Sous le titre "L’Europe contre la fatalité" le quotidien Frankfurter Allgemeine Zeitung a publié le 23 février 2010 une tribune de M. Bernard de Montferrand, ambassadeur de France en Allemagne, sur l’efficacité de la politique européenne pour résoudre les problèmes du continent.
Dans les tragédies grecques, le chœur des pleureuses est souvent la voix annonciatrice des catastrophes inévitables qu’à force de résignation les héros finissent parfois par favoriser.
En Europe aussi, nous avons un « chœur de pleureuses » qui ne cesse de prédire le pire… Chaque matin ils nous décrivent l’impuissance des institutions bruxelloises, chaque matin ils déplorent la marginalisation de l’Europe face au G2 sino-américain, chaque matin ils nous parlent d’une vieille Europe usée, sans capacité de rebond face à la crise, chaque matin ils nous annoncent de graves et imminentes tensions entre la France et l’Allemagne et la fin du « moteur » européen.
Ne nous laissons pas abuser car la réalité, Dieu merci, est toute autre.
La crise d’abord : la vérité est que l’Europe en sort plus forte qu’elle n’y est entrée. N’oublions pas que c’est elle qui a inventé une réponse à un choc financier qui était venu des Etats-Unis. La crise aurait pu faire éclater l’Union. Elle a au contraire prouvé les avantages considérables de l’Euro. Elle a ensuite provoqué une demande de plus d’Europe pour coordonner le sauvetage des banques, pour une relance coordonnée grâce à des plans conjoncturels. Elle a montré que nous refusions ensemble le protectionnisme. La crise a accru le sentiment de solidarité et la situation difficile de la Grèce menace aujourd’hui aussi peu l’Union que la quasi faillite de la Californie, il y a peu, menaçait l’Amérique. Ne nous laissons pas impressionner par les spéculateurs.
Au total, l’Europe a géré la crise avec sa nature qui est celle, non pas d’un Etat unitaire et homogène, mais d’une structure encore incomplète et très diverse comme un moteur hybride avec une composante intergouvernementale et une composante fédérale. Chacun a aujourd’hui une claire conscience qu’il faut aller plus loin pour améliorer la gouvernance économique de l’Union mais aussi sa compétitivité. Il est remarquable que la première initiative de la nouvelle Présidence européenne, celle de M. van Rompuy, ait été d’organiser un conseil européen informel sur l’orientation des politiques économiques. L’Union a besoin d’abord d’un débat politique pour qu’ensuite les orientations décidées soient étudiées et non l’inverse. En procédant ainsi l’on remet l’Europe sur ses pieds pour parler de sujets aussi complexes et politiquement sensibles que la stratégie de croissance européenne, l’exercice de la solidarité, le respect des disciplines, et la recherche de la compétitivité. Mettre les problèmes sur la table et les prendre à bras le corps est la seule manière de progresser.

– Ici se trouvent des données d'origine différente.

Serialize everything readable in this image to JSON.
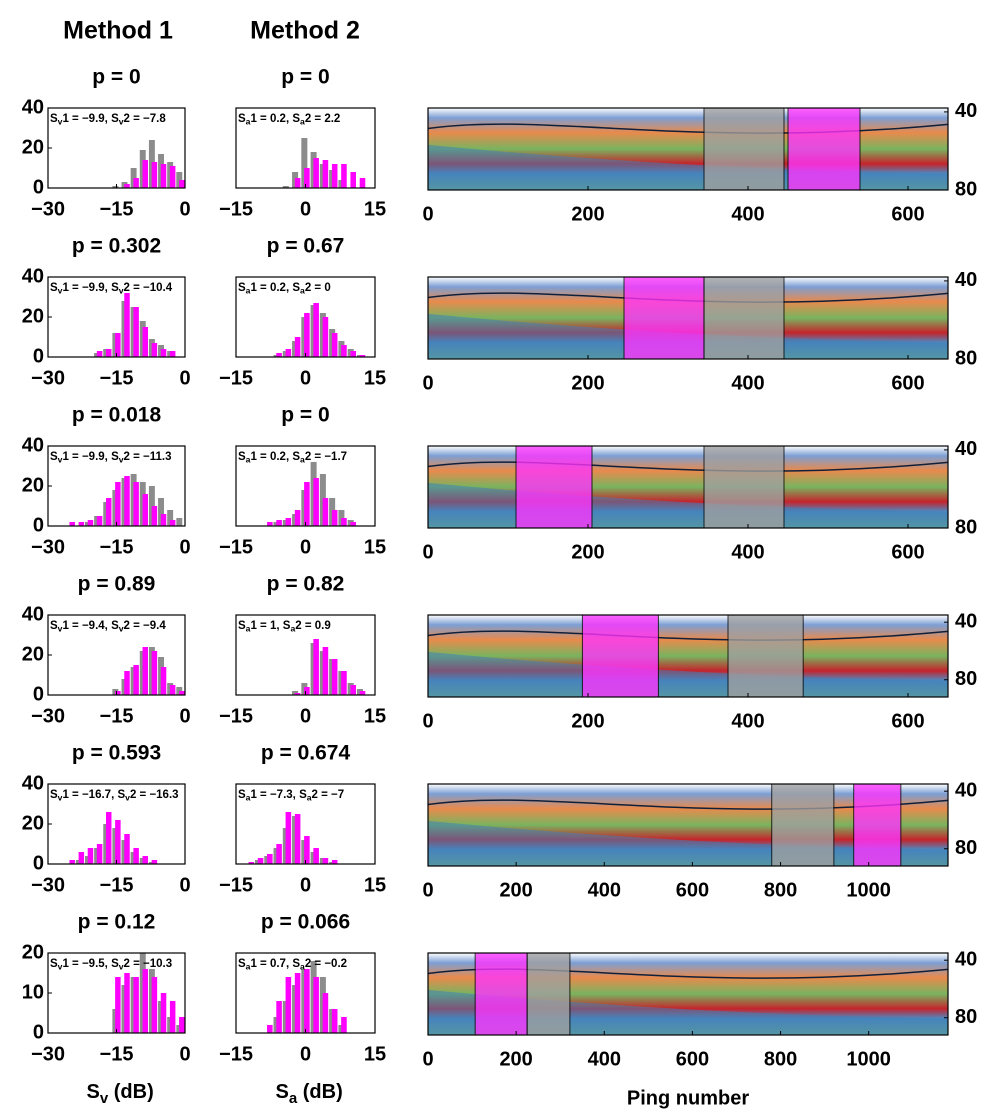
{
  "headers": [
    "Method 1",
    "Method 2"
  ],
  "chart_data": [
    {
      "type": "histogram",
      "title": "p = 0",
      "annotation": [
        "S",
        "v",
        "1 = −9.9, S",
        "v",
        "2 = −7.8"
      ],
      "bins": [
        -30,
        -28,
        -26,
        -24,
        -22,
        -20,
        -18,
        -16,
        -14,
        -12,
        -10,
        -8,
        -6,
        -4,
        -2,
        0
      ],
      "series": [
        {
          "color": "#8c8c8c",
          "values": [
            0,
            0,
            0,
            0,
            0,
            0,
            0,
            1,
            3,
            10,
            19,
            24,
            17,
            13,
            8
          ]
        },
        {
          "color": "#ff00ff",
          "values": [
            0,
            0,
            0,
            0,
            0,
            0,
            0,
            0,
            2,
            5,
            14,
            13,
            12,
            11,
            4
          ]
        }
      ],
      "xlim": [
        -30,
        0
      ],
      "xticks": [
        {
          "value": -30,
          "label": "−30"
        },
        {
          "value": -15,
          "label": "−15"
        },
        0
      ],
      "ylim": [
        0,
        40
      ],
      "yticks": [
        0,
        20,
        40
      ]
    },
    {
      "type": "histogram",
      "title": "p = 0",
      "annotation": [
        "S",
        "a",
        "1 = 0.2, S",
        "a",
        "2 = 2.2"
      ],
      "bins": [
        -15,
        -13,
        -11,
        -9,
        -7,
        -5,
        -3,
        -1,
        1,
        3,
        5,
        7,
        9,
        11,
        13,
        15
      ],
      "series": [
        {
          "color": "#8c8c8c",
          "values": [
            0,
            0,
            0,
            0,
            0,
            1,
            8,
            25,
            18,
            12,
            9,
            4,
            0,
            0,
            0
          ]
        },
        {
          "color": "#ff00ff",
          "values": [
            0,
            0,
            0,
            0,
            0,
            0,
            5,
            10,
            15,
            14,
            12,
            12,
            8,
            5,
            0
          ]
        }
      ],
      "xlim": [
        -15,
        15
      ],
      "xticks": [
        {
          "value": -15,
          "label": "−15"
        },
        0,
        15
      ],
      "ylim": [
        0,
        40
      ]
    },
    {
      "type": "echogram",
      "xlim": [
        0,
        650
      ],
      "xticks": [
        0,
        200,
        400,
        600
      ],
      "ylim": [
        80,
        38
      ],
      "yticks": [
        40,
        80
      ],
      "regions": [
        {
          "color": "#a0a0a0",
          "x": [
            345,
            445
          ]
        },
        {
          "color": "#ff33ff",
          "x": [
            450,
            540
          ]
        }
      ]
    },
    {
      "type": "histogram",
      "title": "p = 0.302",
      "annotation": [
        "S",
        "v",
        "1 = −9.9, S",
        "v",
        "2 = −10.4"
      ],
      "bins": [
        -30,
        -28,
        -26,
        -24,
        -22,
        -20,
        -18,
        -16,
        -14,
        -12,
        -10,
        -8,
        -6,
        -4,
        -2,
        0
      ],
      "series": [
        {
          "color": "#8c8c8c",
          "values": [
            0,
            0,
            0,
            0,
            0,
            2,
            4,
            12,
            28,
            25,
            18,
            9,
            6,
            3,
            0
          ]
        },
        {
          "color": "#ff00ff",
          "values": [
            0,
            0,
            0,
            0,
            0,
            3,
            4,
            12,
            32,
            25,
            15,
            7,
            4,
            3,
            0
          ]
        }
      ],
      "xlim": [
        -30,
        0
      ],
      "xticks": [
        {
          "value": -30,
          "label": "−30"
        },
        {
          "value": -15,
          "label": "−15"
        },
        0
      ],
      "ylim": [
        0,
        40
      ],
      "yticks": [
        0,
        20,
        40
      ]
    },
    {
      "type": "histogram",
      "title": "p = 0.67",
      "annotation": [
        "S",
        "a",
        "1 = 0.2, S",
        "a",
        "2 = 0"
      ],
      "bins": [
        -15,
        -13,
        -11,
        -9,
        -7,
        -5,
        -3,
        -1,
        1,
        3,
        5,
        7,
        9,
        11,
        13,
        15
      ],
      "series": [
        {
          "color": "#8c8c8c",
          "values": [
            0,
            0,
            0,
            0,
            1,
            3,
            8,
            20,
            26,
            22,
            14,
            8,
            4,
            1,
            0
          ]
        },
        {
          "color": "#ff00ff",
          "values": [
            0,
            0,
            0,
            0,
            2,
            4,
            10,
            22,
            27,
            20,
            12,
            6,
            3,
            1,
            0
          ]
        }
      ],
      "xlim": [
        -15,
        15
      ],
      "xticks": [
        {
          "value": -15,
          "label": "−15"
        },
        0,
        15
      ],
      "ylim": [
        0,
        40
      ]
    },
    {
      "type": "echogram",
      "xlim": [
        0,
        650
      ],
      "xticks": [
        0,
        200,
        400,
        600
      ],
      "ylim": [
        80,
        38
      ],
      "yticks": [
        40,
        80
      ],
      "regions": [
        {
          "color": "#ff33ff",
          "x": [
            245,
            345
          ]
        },
        {
          "color": "#a0a0a0",
          "x": [
            345,
            445
          ]
        }
      ]
    },
    {
      "type": "histogram",
      "title": "p = 0.018",
      "annotation": [
        "S",
        "v",
        "1 = −9.9, S",
        "v",
        "2 = −11.3"
      ],
      "bins": [
        -30,
        -28,
        -26,
        -24,
        -22,
        -20,
        -18,
        -16,
        -14,
        -12,
        -10,
        -8,
        -6,
        -4,
        -2,
        0
      ],
      "series": [
        {
          "color": "#8c8c8c",
          "values": [
            0,
            0,
            0,
            0,
            2,
            5,
            12,
            18,
            24,
            26,
            22,
            20,
            14,
            8,
            4
          ]
        },
        {
          "color": "#ff00ff",
          "values": [
            0,
            0,
            2,
            2,
            3,
            5,
            14,
            22,
            25,
            22,
            16,
            10,
            6,
            3,
            0
          ]
        }
      ],
      "xlim": [
        -30,
        0
      ],
      "xticks": [
        {
          "value": -30,
          "label": "−30"
        },
        {
          "value": -15,
          "label": "−15"
        },
        0
      ],
      "ylim": [
        0,
        40
      ],
      "yticks": [
        0,
        20,
        40
      ]
    },
    {
      "type": "histogram",
      "title": "p = 0",
      "annotation": [
        "S",
        "a",
        "1 = 0.2, S",
        "a",
        "2 = −1.7"
      ],
      "bins": [
        -15,
        -13,
        -11,
        -9,
        -7,
        -5,
        -3,
        -1,
        1,
        3,
        5,
        7,
        9,
        11,
        13,
        15
      ],
      "series": [
        {
          "color": "#8c8c8c",
          "values": [
            0,
            0,
            0,
            0,
            2,
            3,
            6,
            18,
            32,
            26,
            14,
            8,
            3,
            0,
            0
          ]
        },
        {
          "color": "#ff00ff",
          "values": [
            0,
            0,
            0,
            2,
            3,
            4,
            8,
            22,
            24,
            14,
            8,
            4,
            2,
            0,
            0
          ]
        }
      ],
      "xlim": [
        -15,
        15
      ],
      "xticks": [
        {
          "value": -15,
          "label": "−15"
        },
        0,
        15
      ],
      "ylim": [
        0,
        40
      ]
    },
    {
      "type": "echogram",
      "xlim": [
        0,
        650
      ],
      "xticks": [
        0,
        200,
        400,
        600
      ],
      "ylim": [
        80,
        38
      ],
      "yticks": [
        40,
        80
      ],
      "regions": [
        {
          "color": "#ff33ff",
          "x": [
            110,
            205
          ]
        },
        {
          "color": "#a0a0a0",
          "x": [
            345,
            445
          ]
        }
      ]
    },
    {
      "type": "histogram",
      "title": "p = 0.89",
      "annotation": [
        "S",
        "v",
        "1 = −9.4, S",
        "v",
        "2 = −9.4"
      ],
      "bins": [
        -30,
        -28,
        -26,
        -24,
        -22,
        -20,
        -18,
        -16,
        -14,
        -12,
        -10,
        -8,
        -6,
        -4,
        -2,
        0
      ],
      "series": [
        {
          "color": "#8c8c8c",
          "values": [
            0,
            0,
            0,
            0,
            0,
            0,
            0,
            3,
            8,
            14,
            22,
            24,
            19,
            6,
            4
          ]
        },
        {
          "color": "#ff00ff",
          "values": [
            0,
            0,
            0,
            0,
            0,
            0,
            0,
            2,
            12,
            15,
            24,
            22,
            14,
            5,
            2
          ]
        }
      ],
      "xlim": [
        -30,
        0
      ],
      "xticks": [
        {
          "value": -30,
          "label": "−30"
        },
        {
          "value": -15,
          "label": "−15"
        },
        0
      ],
      "ylim": [
        0,
        40
      ],
      "yticks": [
        0,
        20,
        40
      ]
    },
    {
      "type": "histogram",
      "title": "p = 0.82",
      "annotation": [
        "S",
        "a",
        "1 = 1, S",
        "a",
        "2 = 0.9"
      ],
      "bins": [
        -15,
        -13,
        -11,
        -9,
        -7,
        -5,
        -3,
        -1,
        1,
        3,
        5,
        7,
        9,
        11,
        13,
        15
      ],
      "series": [
        {
          "color": "#8c8c8c",
          "values": [
            0,
            0,
            0,
            0,
            0,
            0,
            2,
            6,
            26,
            22,
            18,
            12,
            6,
            3,
            0
          ]
        },
        {
          "color": "#ff00ff",
          "values": [
            0,
            0,
            0,
            0,
            0,
            0,
            1,
            4,
            28,
            24,
            18,
            12,
            5,
            2,
            0
          ]
        }
      ],
      "xlim": [
        -15,
        15
      ],
      "xticks": [
        {
          "value": -15,
          "label": "−15"
        },
        0,
        15
      ],
      "ylim": [
        0,
        40
      ]
    },
    {
      "type": "echogram",
      "xlim": [
        0,
        650
      ],
      "xticks": [
        0,
        200,
        400,
        600
      ],
      "ylim": [
        92,
        35
      ],
      "yticks": [
        40,
        80
      ],
      "regions": [
        {
          "color": "#ff33ff",
          "x": [
            193,
            288
          ]
        },
        {
          "color": "#a0a0a0",
          "x": [
            375,
            469
          ]
        }
      ]
    },
    {
      "type": "histogram",
      "title": "p = 0.593",
      "annotation": [
        "S",
        "v",
        "1 = −16.7, S",
        "v",
        "2 = −16.3"
      ],
      "bins": [
        -30,
        -28,
        -26,
        -24,
        -22,
        -20,
        -18,
        -16,
        -14,
        -12,
        -10,
        -8,
        -6,
        -4,
        -2,
        0
      ],
      "series": [
        {
          "color": "#8c8c8c",
          "values": [
            0,
            0,
            0,
            2,
            4,
            8,
            20,
            18,
            12,
            6,
            3,
            1,
            0,
            0,
            0
          ]
        },
        {
          "color": "#ff00ff",
          "values": [
            0,
            0,
            2,
            6,
            8,
            10,
            26,
            22,
            15,
            8,
            4,
            2,
            0,
            0,
            0
          ]
        }
      ],
      "xlim": [
        -30,
        0
      ],
      "xticks": [
        {
          "value": -30,
          "label": "−30"
        },
        {
          "value": -15,
          "label": "−15"
        },
        0
      ],
      "ylim": [
        0,
        40
      ],
      "yticks": [
        0,
        20,
        40
      ]
    },
    {
      "type": "histogram",
      "title": "p = 0.674",
      "annotation": [
        "S",
        "a",
        "1 = −7.3, S",
        "a",
        "2 = −7"
      ],
      "bins": [
        -15,
        -13,
        -11,
        -9,
        -7,
        -5,
        -3,
        -1,
        1,
        3,
        5,
        7,
        9,
        11,
        13,
        15
      ],
      "series": [
        {
          "color": "#8c8c8c",
          "values": [
            0,
            0,
            2,
            4,
            8,
            18,
            24,
            12,
            6,
            3,
            1,
            0,
            0,
            0,
            0
          ]
        },
        {
          "color": "#ff00ff",
          "values": [
            0,
            1,
            3,
            5,
            10,
            26,
            25,
            14,
            8,
            3,
            2,
            0,
            0,
            0,
            0
          ]
        }
      ],
      "xlim": [
        -15,
        15
      ],
      "xticks": [
        {
          "value": -15,
          "label": "−15"
        },
        0,
        15
      ],
      "ylim": [
        0,
        40
      ]
    },
    {
      "type": "echogram",
      "xlim": [
        0,
        1180
      ],
      "xticks": [
        0,
        200,
        400,
        600,
        800,
        1000
      ],
      "ylim": [
        92,
        35
      ],
      "yticks": [
        40,
        80
      ],
      "regions": [
        {
          "color": "#a0a0a0",
          "x": [
            780,
            921
          ]
        },
        {
          "color": "#ff33ff",
          "x": [
            966,
            1073
          ]
        }
      ]
    },
    {
      "type": "histogram",
      "title": "p = 0.12",
      "annotation": [
        "S",
        "v",
        "1 = −9.5, S",
        "v",
        "2 = −10.3"
      ],
      "bins": [
        -30,
        -28,
        -26,
        -24,
        -22,
        -20,
        -18,
        -16,
        -14,
        -12,
        -10,
        -8,
        -6,
        -4,
        -2,
        0
      ],
      "series": [
        {
          "color": "#8c8c8c",
          "values": [
            0,
            0,
            0,
            0,
            0,
            0,
            0,
            6,
            12,
            14,
            20,
            16,
            8,
            4,
            2
          ]
        },
        {
          "color": "#ff00ff",
          "values": [
            0,
            0,
            0,
            0,
            0,
            0,
            0,
            14,
            15,
            14,
            16,
            14,
            10,
            8,
            4
          ]
        }
      ],
      "xlim": [
        -30,
        0
      ],
      "xticks": [
        {
          "value": -30,
          "label": "−30"
        },
        {
          "value": -15,
          "label": "−15"
        },
        0
      ],
      "ylim": [
        0,
        20
      ],
      "yticks": [
        0,
        10,
        20
      ],
      "xlabel": [
        "S",
        "v",
        " (dB)"
      ]
    },
    {
      "type": "histogram",
      "title": "p = 0.066",
      "annotation": [
        "S",
        "a",
        "1 = 0.7, S",
        "a",
        "2 = −0.2"
      ],
      "bins": [
        -15,
        -13,
        -11,
        -9,
        -7,
        -5,
        -3,
        -1,
        1,
        3,
        5,
        7,
        9,
        11,
        13,
        15
      ],
      "series": [
        {
          "color": "#8c8c8c",
          "values": [
            0,
            0,
            0,
            0,
            4,
            8,
            12,
            16,
            18,
            14,
            6,
            2,
            0,
            0,
            0
          ]
        },
        {
          "color": "#ff00ff",
          "values": [
            0,
            0,
            0,
            2,
            8,
            14,
            15,
            16,
            14,
            10,
            6,
            4,
            0,
            0,
            0
          ]
        }
      ],
      "xlim": [
        -15,
        15
      ],
      "xticks": [
        {
          "value": -15,
          "label": "−15"
        },
        0,
        15
      ],
      "ylim": [
        0,
        20
      ],
      "xlabel": [
        "S",
        "a",
        " (dB)"
      ]
    },
    {
      "type": "echogram",
      "xlim": [
        0,
        1180
      ],
      "xticks": [
        0,
        200,
        400,
        600,
        800,
        1000
      ],
      "ylim": [
        92,
        35
      ],
      "yticks": [
        40,
        80
      ],
      "regions": [
        {
          "color": "#ff33ff",
          "x": [
            107,
            225
          ]
        },
        {
          "color": "#a0a0a0",
          "x": [
            225,
            322
          ]
        }
      ],
      "xlabel": "Ping number"
    }
  ]
}
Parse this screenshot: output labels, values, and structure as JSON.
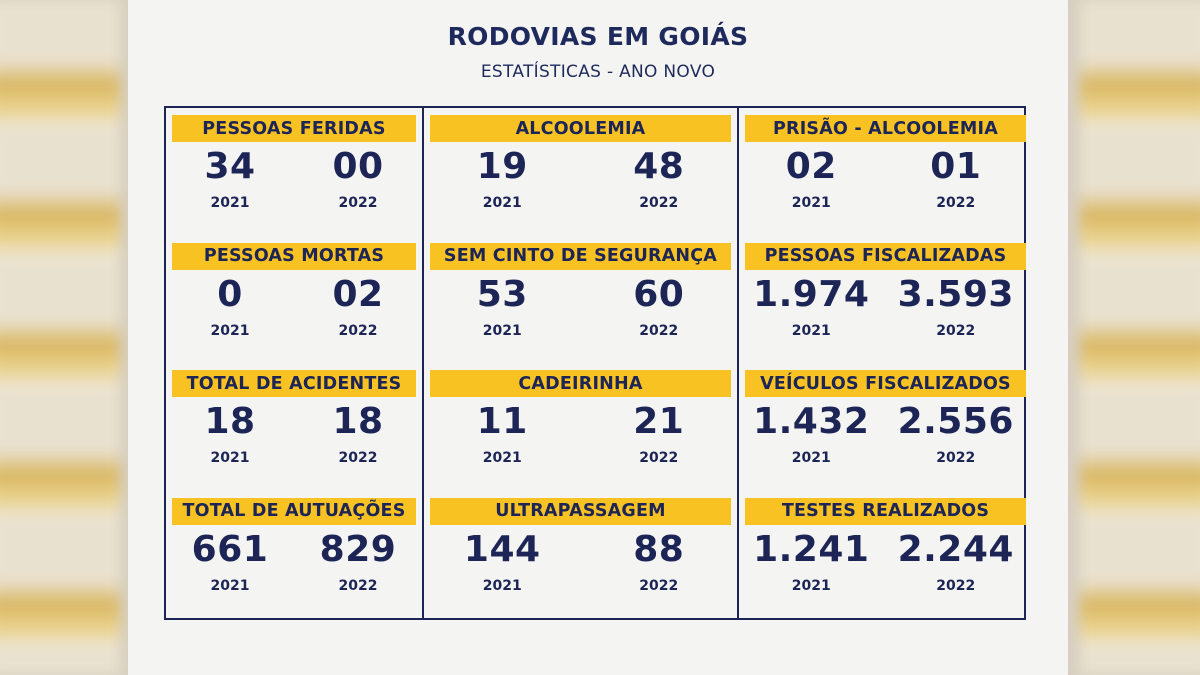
{
  "title": "RODOVIAS EM GOIÁS",
  "subtitle": "ESTATÍSTICAS - ANO NOVO",
  "year_a": "2021",
  "year_b": "2022",
  "colors": {
    "navy": "#1c2556",
    "yellow": "#f7c222",
    "background": "#f4f4f2"
  },
  "cells": [
    {
      "label": "PESSOAS FERIDAS",
      "v2021": "34",
      "v2022": "00"
    },
    {
      "label": "ALCOOLEMIA",
      "v2021": "19",
      "v2022": "48"
    },
    {
      "label": "PRISÃO - ALCOOLEMIA",
      "v2021": "02",
      "v2022": "01"
    },
    {
      "label": "PESSOAS MORTAS",
      "v2021": "0",
      "v2022": "02"
    },
    {
      "label": "SEM CINTO DE SEGURANÇA",
      "v2021": "53",
      "v2022": "60"
    },
    {
      "label": "PESSOAS FISCALIZADAS",
      "v2021": "1.974",
      "v2022": "3.593"
    },
    {
      "label": "TOTAL DE ACIDENTES",
      "v2021": "18",
      "v2022": "18"
    },
    {
      "label": "CADEIRINHA",
      "v2021": "11",
      "v2022": "21"
    },
    {
      "label": "VEÍCULOS FISCALIZADOS",
      "v2021": "1.432",
      "v2022": "2.556"
    },
    {
      "label": "TOTAL DE AUTUAÇÕES",
      "v2021": "661",
      "v2022": "829"
    },
    {
      "label": "ULTRAPASSAGEM",
      "v2021": "144",
      "v2022": "88"
    },
    {
      "label": "TESTES REALIZADOS",
      "v2021": "1.241",
      "v2022": "2.244"
    }
  ]
}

La lamentation du chœur des pleureuses européen concerne aussi souvent le couple franco-allemand. A l’entente de jadis aurait aujourd’hui succédé le chacun pour soi des intérêts nationaux, le risque de confrontation entre des politiques économiques différentes et l’absence d’ambition pour l’Europe. Or que voit-on dans la réalité ? Depuis un an l’Allemagne et la France malgré la diversité de leur situation ont une relation particulièrement étroite pour réagir avec succès face à la crise, pour pousser à la ratification du traité de Lisbonne qui, faut-il le rappeler, est leur œuvre commune pour sortir l’Europe de l’ornière institutionnelle où elle s’était enlisée. Le 4 février, les deux pays ont approuvé lors d’un
Conseil des ministres commun un «
agenda franco-allemand pour l’Europe » à l’horizon 2020. Ce texte est à la fois une déclaration ambitieuse de volonté politique pour faire progresser l’Europe avec tous leurs partenaires et une liste de projets très concrets pour approfondir la coopération entre les deux pays. Chacun de ces projets a un double but : créer de la valeur ajoutée européenne pour rendre notre continent plus compétitif ; développer les relations entre sociétés civiles, qu’il s’agisse de chercheurs, d’universitaires ou d’entreprises. Une fois de plus, dans une Europe à 27 beaucoup plus diverse, face aux défis de la sortie de crise, de la réforme du système financier international et de la lutte contre le changement climatique, l’Allemagne et la France montrent la voie et adressent un signal très clair que l’Europe n’entend en aucun cas se résigner ou rester à l’écart de l’Histoire mais qu’elle veut être un acteur majeur du XXIème siècle. Je prends le pari que beaucoup seront surpris de la vitalité renouvelée du vieux continent.